The mansion was quiet for the first time in days. Too quiet.
Kang-woo stood on the rooftop terrace, city lights glittering below like scattered diamonds, wind whipping at his open collar. The claiming bite on his neck had healed into a faint scar, but it still itched every time Ji-woon looked at him too long. After the press conference shitshow, Ji-woon had locked the whole building down tighter than a loan shark's safe. No one in. No one out. Not even Min-jae's lawyers could get past the front gate.
But the past didn't knock at gates.
It kicked them down.
Kang-woo's phone buzzed in his pocket. Unknown number. He almost ignored it. Then he saw the photo attached—his old warehouse office, the one he used to run collections from, now with fresh blood on the floor and a note pinned to the wall.
Come home, Mad Dog. Or we come to yours.
The message was simple:
Midnight. Han River dock. Alone. Or the pretty CEO finds out exactly who's warming his bed.
Kang-woo deleted it fast. His stomach twisted. Moon Ho-cheol wasn't playing anymore. The old boss had pieced it together—DNA leaks, hospital records, the way "Seung-ho" moved like a street rat in silk. Now he wanted his best collector back. Or dead.
He slipped downstairs before Ji-woon could smell the lie on him. The Alpha was in the study, buried in merger paperwork, tie loose, sleeves rolled up. Kang-woo kissed him quick and hard on the mouth—something he'd started doing without thinking—and said he needed air.
Ji-woon's eyes narrowed. "Take security."
"I'll be fine. Just the garden."
He took the garden path, then doubled back through the service exit and stole one of the plain black sedans no one ever watched. The drive to the dock felt like slipping into his old skin. The river smelled the same. The cold air bit the same. Only the body was wrong—soft, expensive, marked.
Moon Ho-cheol waited under the same flickering streetlight where everything had started. Older, meaner, cigarette glowing like a warning. Four of his guys flanked him, including Tae-sik with a fresh black eye.

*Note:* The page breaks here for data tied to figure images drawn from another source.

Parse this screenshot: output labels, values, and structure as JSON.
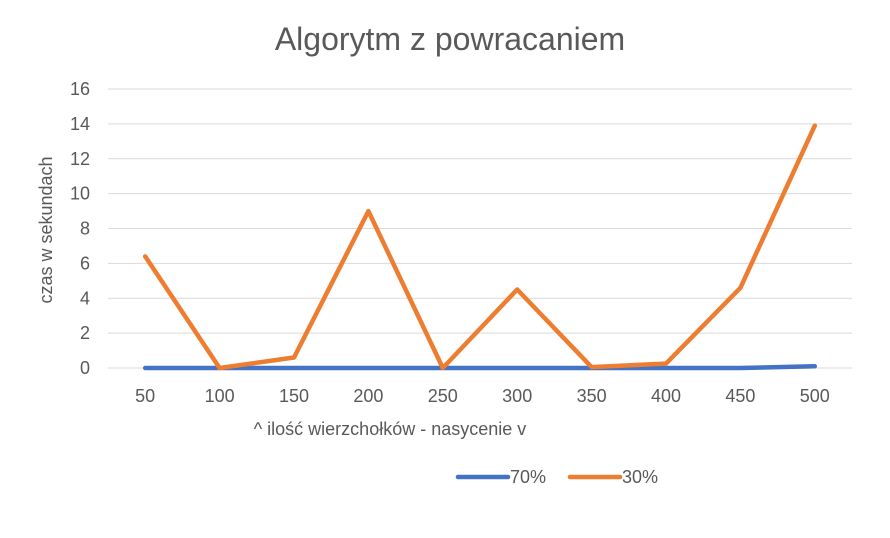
{
  "chart_data": {
    "type": "line",
    "title": "Algorytm z powracaniem",
    "xlabel": "^ ilość wierzchołków  - nasycenie v",
    "ylabel": "czas w sekundach",
    "categories": [
      "50",
      "100",
      "150",
      "200",
      "250",
      "300",
      "350",
      "400",
      "450",
      "500"
    ],
    "y_ticks": [
      "0",
      "2",
      "4",
      "6",
      "8",
      "10",
      "12",
      "14",
      "16"
    ],
    "ylim": [
      0,
      16
    ],
    "grid": true,
    "legend_position": "bottom",
    "series": [
      {
        "name": "70%",
        "color": "#4472C4",
        "values": [
          0,
          0,
          0,
          0,
          0,
          0,
          0,
          0,
          0,
          0.1
        ]
      },
      {
        "name": "30%",
        "color": "#ED7D31",
        "values": [
          6.4,
          0,
          0.6,
          9.0,
          0,
          4.5,
          0.05,
          0.25,
          4.6,
          13.9
        ]
      }
    ]
  }
}
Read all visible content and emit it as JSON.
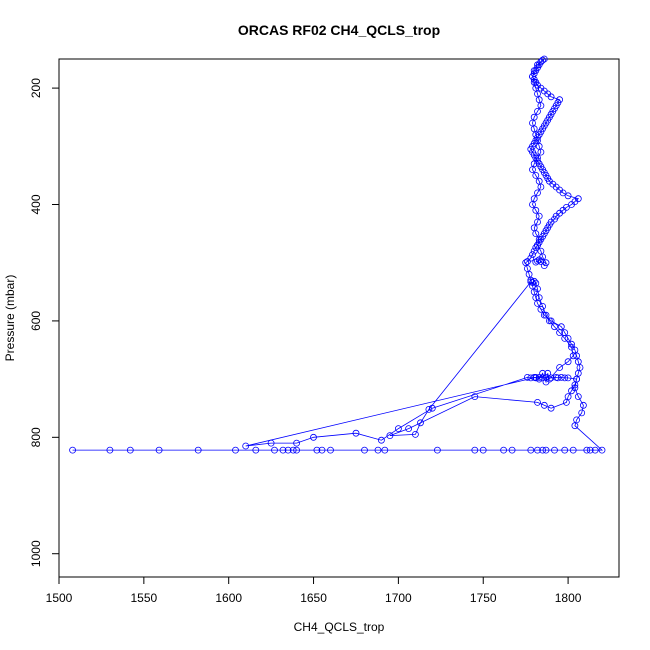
{
  "chart_data": {
    "type": "line",
    "title": "ORCAS RF02 CH4_QCLS_trop",
    "xlabel": "CH4_QCLS_trop",
    "ylabel": "Pressure (mbar)",
    "xlim": [
      1500,
      1830
    ],
    "ylim": [
      1040,
      150
    ],
    "y_reversed": true,
    "x_ticks": [
      1500,
      1550,
      1600,
      1650,
      1700,
      1750,
      1800
    ],
    "y_ticks": [
      200,
      400,
      600,
      800,
      1000
    ],
    "grid": false,
    "legend": "none",
    "series_color": "#0000ff",
    "marker": "open-circle",
    "series": [
      {
        "x": [
          1508,
          1530,
          1542,
          1559,
          1582,
          1604,
          1616,
          1627,
          1632,
          1635,
          1638,
          1640,
          1652,
          1655,
          1660,
          1680,
          1688,
          1692,
          1723,
          1745,
          1750,
          1762,
          1767,
          1778,
          1782,
          1785,
          1787,
          1792,
          1798,
          1803,
          1811,
          1813,
          1816,
          1820,
          1804,
          1805,
          1808,
          1809,
          1806,
          1804,
          1805,
          1800,
          1798,
          1796,
          1794,
          1793,
          1790,
          1787,
          1785,
          1783,
          1781,
          1780,
          1778,
          1776,
          1720,
          1700,
          1690,
          1675,
          1650,
          1640,
          1625,
          1610,
          1781,
          1783,
          1785,
          1787,
          1788,
          1789,
          1795,
          1800,
          1803,
          1802,
          1798,
          1795,
          1792,
          1789,
          1787,
          1785,
          1783,
          1782,
          1781,
          1780,
          1779,
          1778,
          1718,
          1713,
          1710,
          1695,
          1706,
          1745,
          1782,
          1786,
          1790,
          1799,
          1800,
          1802,
          1804,
          1805,
          1806,
          1807,
          1806,
          1805,
          1804,
          1802,
          1800,
          1798,
          1796,
          1790,
          1786,
          1784,
          1782,
          1781,
          1780,
          1779,
          1778,
          1777,
          1776,
          1775,
          1776,
          1778,
          1779,
          1780,
          1781,
          1782,
          1783,
          1784,
          1785,
          1786,
          1787,
          1788,
          1789,
          1790,
          1792,
          1793,
          1795,
          1797,
          1799,
          1802,
          1804,
          1806,
          1800,
          1797,
          1795,
          1793,
          1791,
          1789,
          1788,
          1787,
          1786,
          1785,
          1784,
          1783,
          1782,
          1781,
          1780,
          1779,
          1778,
          1779,
          1780,
          1781,
          1782,
          1783,
          1784,
          1785,
          1786,
          1787,
          1788,
          1789,
          1790,
          1791,
          1792,
          1793,
          1794,
          1795,
          1790,
          1788,
          1786,
          1784,
          1782,
          1781,
          1780,
          1779,
          1780,
          1781,
          1782,
          1783,
          1784,
          1785,
          1786,
          1784,
          1782,
          1780,
          1779,
          1780,
          1781,
          1782,
          1783,
          1784,
          1782,
          1780,
          1779,
          1780,
          1781,
          1782,
          1783,
          1784,
          1782,
          1780,
          1779,
          1781,
          1783,
          1784,
          1782,
          1780,
          1779,
          1781,
          1783,
          1782,
          1780,
          1781,
          1783,
          1782,
          1784,
          1785,
          1787,
          1786,
          1784,
          1783,
          1782,
          1781
        ],
        "y": [
          822,
          822,
          822,
          822,
          822,
          822,
          822,
          822,
          822,
          822,
          822,
          822,
          822,
          822,
          822,
          822,
          822,
          822,
          822,
          822,
          822,
          822,
          822,
          822,
          822,
          822,
          822,
          822,
          822,
          822,
          822,
          822,
          822,
          822,
          780,
          770,
          758,
          745,
          730,
          715,
          700,
          698,
          698,
          697,
          698,
          697,
          698,
          697,
          698,
          697,
          698,
          697,
          698,
          697,
          750,
          785,
          805,
          793,
          800,
          810,
          810,
          815,
          697,
          700,
          690,
          705,
          690,
          700,
          680,
          670,
          660,
          645,
          630,
          620,
          610,
          600,
          590,
          575,
          560,
          545,
          535,
          532,
          534,
          533,
          752,
          775,
          795,
          797,
          785,
          730,
          740,
          745,
          750,
          740,
          730,
          720,
          710,
          700,
          690,
          680,
          670,
          660,
          650,
          640,
          630,
          620,
          610,
          600,
          590,
          580,
          570,
          560,
          550,
          540,
          530,
          520,
          510,
          500,
          498,
          492,
          486,
          480,
          474,
          470,
          465,
          460,
          455,
          450,
          445,
          440,
          435,
          430,
          425,
          420,
          415,
          410,
          405,
          400,
          395,
          390,
          385,
          380,
          375,
          370,
          365,
          360,
          355,
          350,
          345,
          340,
          335,
          330,
          325,
          320,
          315,
          310,
          305,
          300,
          295,
          290,
          285,
          280,
          275,
          270,
          265,
          260,
          255,
          250,
          245,
          240,
          235,
          230,
          225,
          220,
          215,
          210,
          205,
          200,
          195,
          190,
          185,
          180,
          175,
          170,
          165,
          160,
          155,
          152,
          150,
          155,
          160,
          170,
          180,
          190,
          200,
          210,
          220,
          230,
          240,
          250,
          260,
          270,
          280,
          290,
          300,
          310,
          320,
          330,
          340,
          350,
          360,
          370,
          380,
          390,
          400,
          410,
          420,
          430,
          440,
          450,
          460,
          470,
          480,
          490,
          500,
          505,
          498,
          495,
          497,
          499
        ]
      }
    ]
  }
}
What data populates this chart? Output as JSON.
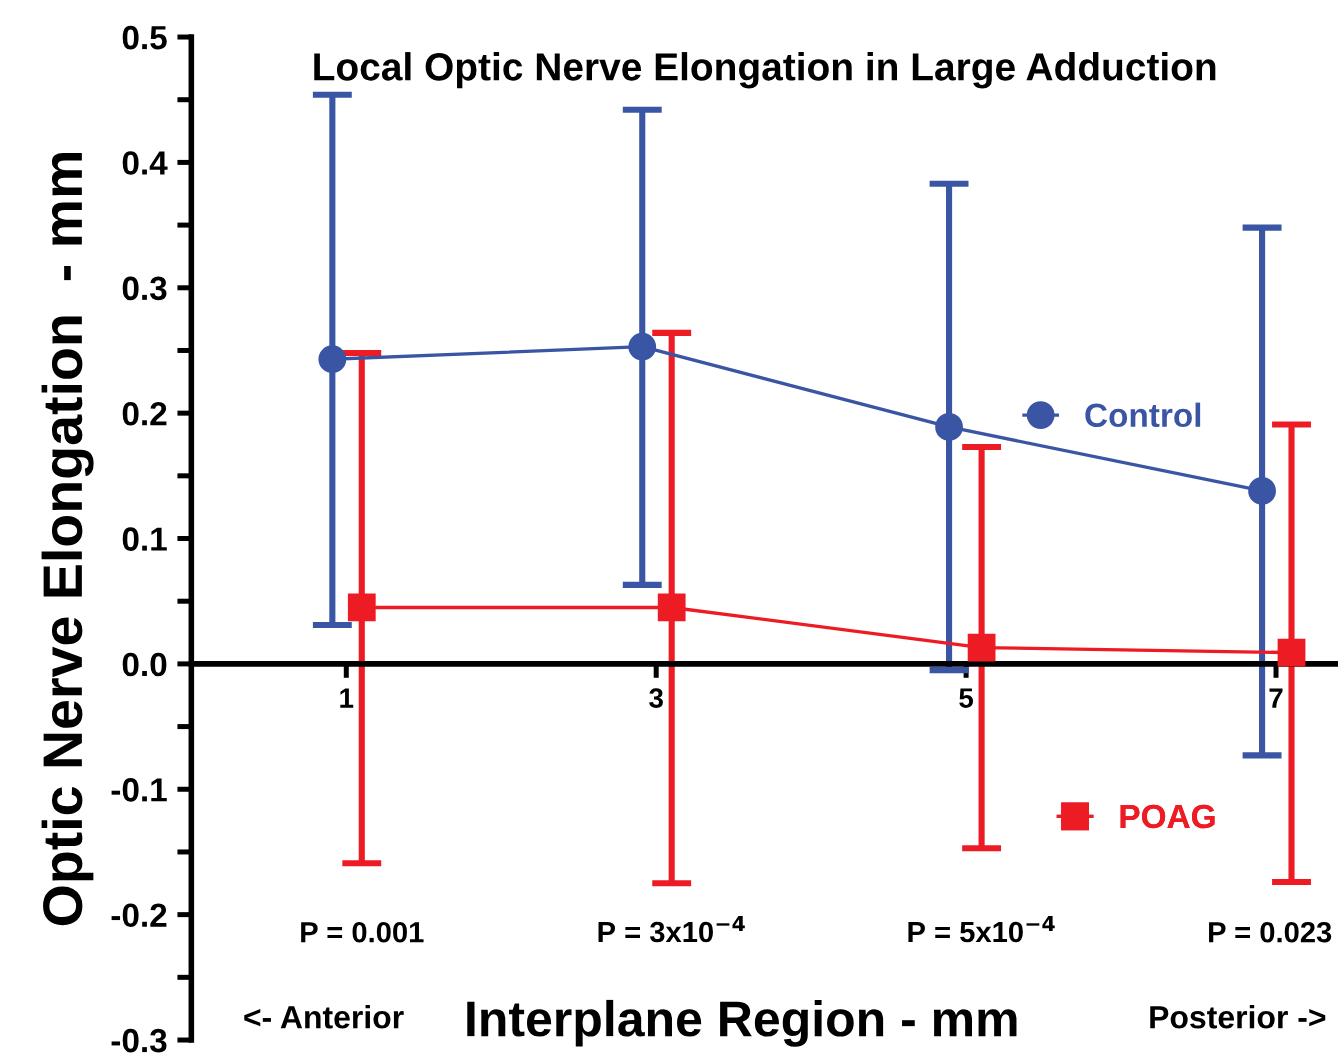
{
  "chart_data": {
    "type": "line",
    "title": "Local Optic Nerve Elongation in Large Adduction",
    "xlabel": "Interplane Region - mm",
    "ylabel": "Optic Nerve Elongation  - mm",
    "xlim": [
      0,
      7.4
    ],
    "xticks": [
      1,
      3,
      5,
      7
    ],
    "ylim": [
      -0.3,
      0.5
    ],
    "yticks": [
      {
        "value": -0.3,
        "label": "-0.3"
      },
      {
        "value": -0.25,
        "label": null
      },
      {
        "value": -0.2,
        "label": "-0.2"
      },
      {
        "value": -0.15,
        "label": null
      },
      {
        "value": -0.1,
        "label": "-0.1"
      },
      {
        "value": -0.05,
        "label": null
      },
      {
        "value": 0,
        "label": "0.0"
      },
      {
        "value": 0.05,
        "label": null
      },
      {
        "value": 0.1,
        "label": "0.1"
      },
      {
        "value": 0.15,
        "label": null
      },
      {
        "value": 0.2,
        "label": "0.2"
      },
      {
        "value": 0.25,
        "label": null
      },
      {
        "value": 0.3,
        "label": "0.3"
      },
      {
        "value": 0.35,
        "label": null
      },
      {
        "value": 0.4,
        "label": "0.4"
      },
      {
        "value": 0.45,
        "label": null
      },
      {
        "value": 0.5,
        "label": "0.5"
      }
    ],
    "series": [
      {
        "name": "Control",
        "color": "#3a55a4",
        "marker": "circle",
        "x": [
          0.91,
          2.91,
          4.89,
          6.91
        ],
        "values": [
          0.243,
          0.253,
          0.189,
          0.138
        ],
        "errors": [
          [
            0.031,
            0.454
          ],
          [
            0.063,
            0.442
          ],
          [
            -0.005,
            0.383
          ],
          [
            -0.073,
            0.348
          ]
        ]
      },
      {
        "name": "POAG",
        "color": "#ed1c24",
        "marker": "square",
        "x": [
          1.1,
          3.1,
          5.1,
          7.1
        ],
        "values": [
          0.045,
          0.045,
          0.013,
          0.009
        ],
        "errors": [
          [
            -0.159,
            0.248
          ],
          [
            -0.175,
            0.264
          ],
          [
            -0.147,
            0.173
          ],
          [
            -0.174,
            0.191
          ]
        ]
      }
    ],
    "legend": "right",
    "grid": false,
    "annotations": [
      "P = 0.001",
      "P = 3x10$^{−4}$",
      "P = 5x10$^{−4}$",
      "P = 0.023",
      "<- Anterior",
      "Posterior ->"
    ]
  }
}
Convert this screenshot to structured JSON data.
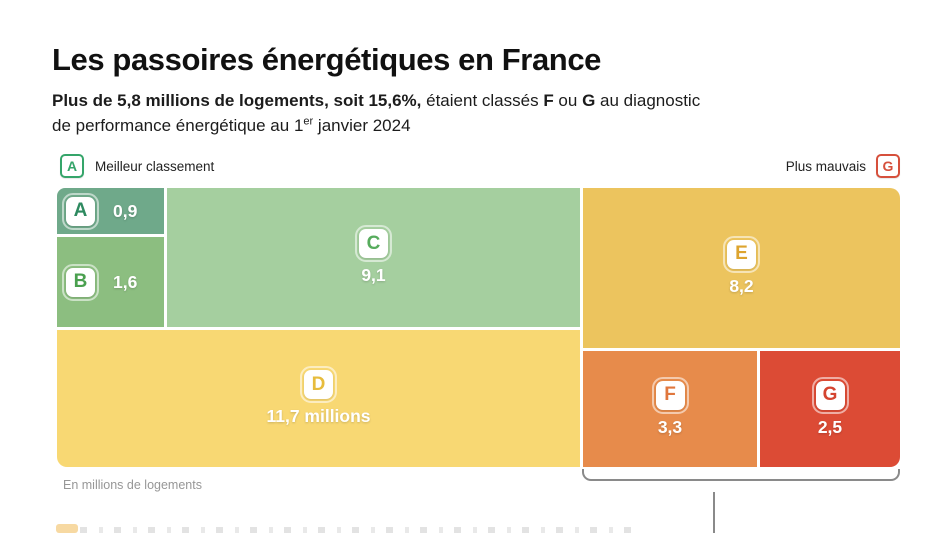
{
  "header": {
    "title": "Les passoires énergétiques en France",
    "subtitle_line1": [
      {
        "t": "Plus de 5,8 millions de logements, soit 15,6%,"
      },
      {
        "t": " étaient classés "
      },
      {
        "t": "F"
      },
      {
        "t": " ou "
      },
      {
        "t": "G"
      },
      {
        "t": " au diagnostic"
      }
    ],
    "subtitle_line2": [
      {
        "t": "de performance énergétique au 1"
      },
      {
        "t": "er"
      },
      {
        "t": " janvier 2024"
      }
    ]
  },
  "legend": {
    "best": {
      "badge": "A",
      "label": "Meilleur classement",
      "color": "#35a56a"
    },
    "worst": {
      "badge": "G",
      "label": "Plus mauvais",
      "color": "#d6503c"
    }
  },
  "footnote": "En millions de logements",
  "chart_data": {
    "type": "treemap",
    "title": "Les passoires énergétiques en France",
    "subtitle": "Plus de 5,8 millions de logements, soit 15,6%, étaient classés F ou G au diagnostic de performance énergétique au 1er janvier 2024",
    "unit": "millions de logements",
    "categories": [
      "A",
      "B",
      "C",
      "D",
      "E",
      "F",
      "G"
    ],
    "values": [
      0.9,
      1.6,
      9.1,
      11.7,
      8.2,
      3.3,
      2.5
    ],
    "blocks": [
      {
        "letter": "A",
        "value": 0.9,
        "value_label": "0,9",
        "color": "#6fa98a",
        "letter_color": "#2e8a60"
      },
      {
        "letter": "B",
        "value": 1.6,
        "value_label": "1,6",
        "color": "#8cbe80",
        "letter_color": "#4aa04f"
      },
      {
        "letter": "C",
        "value": 9.1,
        "value_label": "9,1",
        "color": "#a5cf9f",
        "letter_color": "#57ac5d"
      },
      {
        "letter": "D",
        "value": 11.7,
        "value_label": "11,7 millions",
        "color": "#f8d873",
        "letter_color": "#e7bc3d"
      },
      {
        "letter": "E",
        "value": 8.2,
        "value_label": "8,2",
        "color": "#ecc45e",
        "letter_color": "#dda42f"
      },
      {
        "letter": "F",
        "value": 3.3,
        "value_label": "3,3",
        "color": "#e78b4b",
        "letter_color": "#e0773d"
      },
      {
        "letter": "G",
        "value": 2.5,
        "value_label": "2,5",
        "color": "#dc4b35",
        "letter_color": "#d44430"
      }
    ],
    "bracket_groups": [
      "F",
      "G"
    ],
    "bracket_color": "#8a8a8a",
    "legend_position": "top"
  }
}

"Mad Dog," Moon drawled. "Or should I say Mrs. Kwon now? Nice ring. Nice bite on your neck too. Alpha dick must be good if it made you forget who you are."
Kang-woo stepped out of the car, hands loose at his sides. "I didn't forget. I upgraded. Leave it alone."
Moon laughed. "You owe me ten million and a lifetime of collections. You don't get to upgrade. You get to come back and work off the debt. Or I send the footage of you beating the shit out of Min-jae to every news desk in Seoul with your real name attached. Watch how fast your husband drops you in the river again."
Kang-woo's fingers twitched. The soft Omega body wanted to run. The Mad Dog inside wanted to break teeth.
He chose door number three.
He moved fast—grabbed the nearest guy's arm, twisted, slammed him into the second. Street rules. No mercy. The third pulled a knife. Kang-woo caught the wrist, drove his elbow into the throat, then kicked the blade away. Tae-sik lunged. Kang-woo headbutted him so hard the gold tooth flew out.
Moon just watched, smiling around his cigarette. "Still got it. Even in that pretty skin."
Kang-woo stood over the groaning bodies, breathing hard. "Tell your boys to stay away from the Kwon name. I'm not coming back. I'm not paying. And if you come near my husband again, I'll gut you myself and mail the pieces to your mother."
Moon flicked ash into the river. "Husband. Cute. You really think that cold bastard will keep you once he knows the truth?"
Kang-woo didn't answer. He got back in the car and drove.
When he slipped back into the mansion, Ji-woon was waiting in the bedroom, shirt open, eyes dark.
"You smell like the river," he said quietly.
Kang-woo froze.
Ji-woon stepped closer, fingers brushing the bite mark. "And blood. And fear. Tell me the truth, Choi Kang-woo. All of it."
The name hung in the air like a loaded gun.
Kang-woo's knees almost gave out. The golden cage had finally cracked wide open.
And this time there was nowhere left to run.